まえがきで指摘されているように、日本の公教育で台湾について触れる機会は少なく、オランダと鄭成功、日清戦争後の割譲領土の次は蒋介石の落ち延び先、あとは李登輝と海峡危機、といった具合である。
かなり近現代史に偏っているのはもちろん、外部アクターの作用の結果生じたイベントが中心であり、主体的なアクターとして台湾島がどのような歴史を辿ってきたかを通史的に振り返る機会は意外なほど少ない。

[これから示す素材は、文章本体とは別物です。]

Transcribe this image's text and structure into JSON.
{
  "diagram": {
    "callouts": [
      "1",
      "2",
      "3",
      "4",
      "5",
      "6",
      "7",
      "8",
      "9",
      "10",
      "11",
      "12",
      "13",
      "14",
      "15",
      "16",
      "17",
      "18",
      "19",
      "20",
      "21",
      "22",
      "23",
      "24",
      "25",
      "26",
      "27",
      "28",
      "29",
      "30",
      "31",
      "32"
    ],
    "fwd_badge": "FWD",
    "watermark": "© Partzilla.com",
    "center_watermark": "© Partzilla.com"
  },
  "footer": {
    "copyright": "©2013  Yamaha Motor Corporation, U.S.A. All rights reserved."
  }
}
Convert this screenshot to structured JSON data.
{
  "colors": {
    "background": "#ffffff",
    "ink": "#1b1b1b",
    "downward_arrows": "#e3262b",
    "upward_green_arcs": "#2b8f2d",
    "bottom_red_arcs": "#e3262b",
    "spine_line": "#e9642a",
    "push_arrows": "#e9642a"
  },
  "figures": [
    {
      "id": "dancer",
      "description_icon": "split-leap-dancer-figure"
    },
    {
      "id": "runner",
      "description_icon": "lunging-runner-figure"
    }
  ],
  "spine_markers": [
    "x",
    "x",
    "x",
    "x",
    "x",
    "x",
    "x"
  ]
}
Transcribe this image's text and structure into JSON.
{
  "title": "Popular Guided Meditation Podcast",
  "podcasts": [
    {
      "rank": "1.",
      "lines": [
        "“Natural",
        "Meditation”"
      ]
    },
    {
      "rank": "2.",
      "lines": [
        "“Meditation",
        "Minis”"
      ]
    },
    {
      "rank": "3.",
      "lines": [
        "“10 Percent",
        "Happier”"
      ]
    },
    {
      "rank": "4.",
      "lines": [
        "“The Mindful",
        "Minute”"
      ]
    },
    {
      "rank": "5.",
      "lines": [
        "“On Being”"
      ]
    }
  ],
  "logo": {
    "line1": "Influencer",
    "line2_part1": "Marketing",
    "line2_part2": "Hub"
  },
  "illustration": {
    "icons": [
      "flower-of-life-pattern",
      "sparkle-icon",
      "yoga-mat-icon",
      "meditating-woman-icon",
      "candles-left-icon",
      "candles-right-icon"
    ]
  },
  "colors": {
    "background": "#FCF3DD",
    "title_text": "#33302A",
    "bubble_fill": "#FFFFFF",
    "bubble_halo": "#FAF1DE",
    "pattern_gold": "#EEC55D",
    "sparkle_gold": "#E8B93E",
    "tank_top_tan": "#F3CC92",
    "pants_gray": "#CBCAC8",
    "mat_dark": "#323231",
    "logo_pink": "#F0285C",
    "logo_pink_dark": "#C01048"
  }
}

本書は先住民文化から取り扱う時間的ウィングの広さはもちろん、台湾島、台湾社会を主語として、台湾がどのようにあり、そして何を受け入れ、どのように変化してきたのか、という系譜を丁寧に歩ませてくれるガイドブックのような趣があり、まさに執筆陣が目指した「旅して学ぶ台湾」というコンセプトが、読者が台湾各地の歴史を辿る旅人となるという意味でも達成されていると感じられた。
玉石混交の台湾有事関連書籍が書店に溢れる今日この頃であるが、本書を一読し、「現代台湾」に連なる系譜を理解、共有することもまた重要になるだろう。読了後、実際に現地を訪れたいというにモチベーションが否応にも惹起されることは言うまでもない。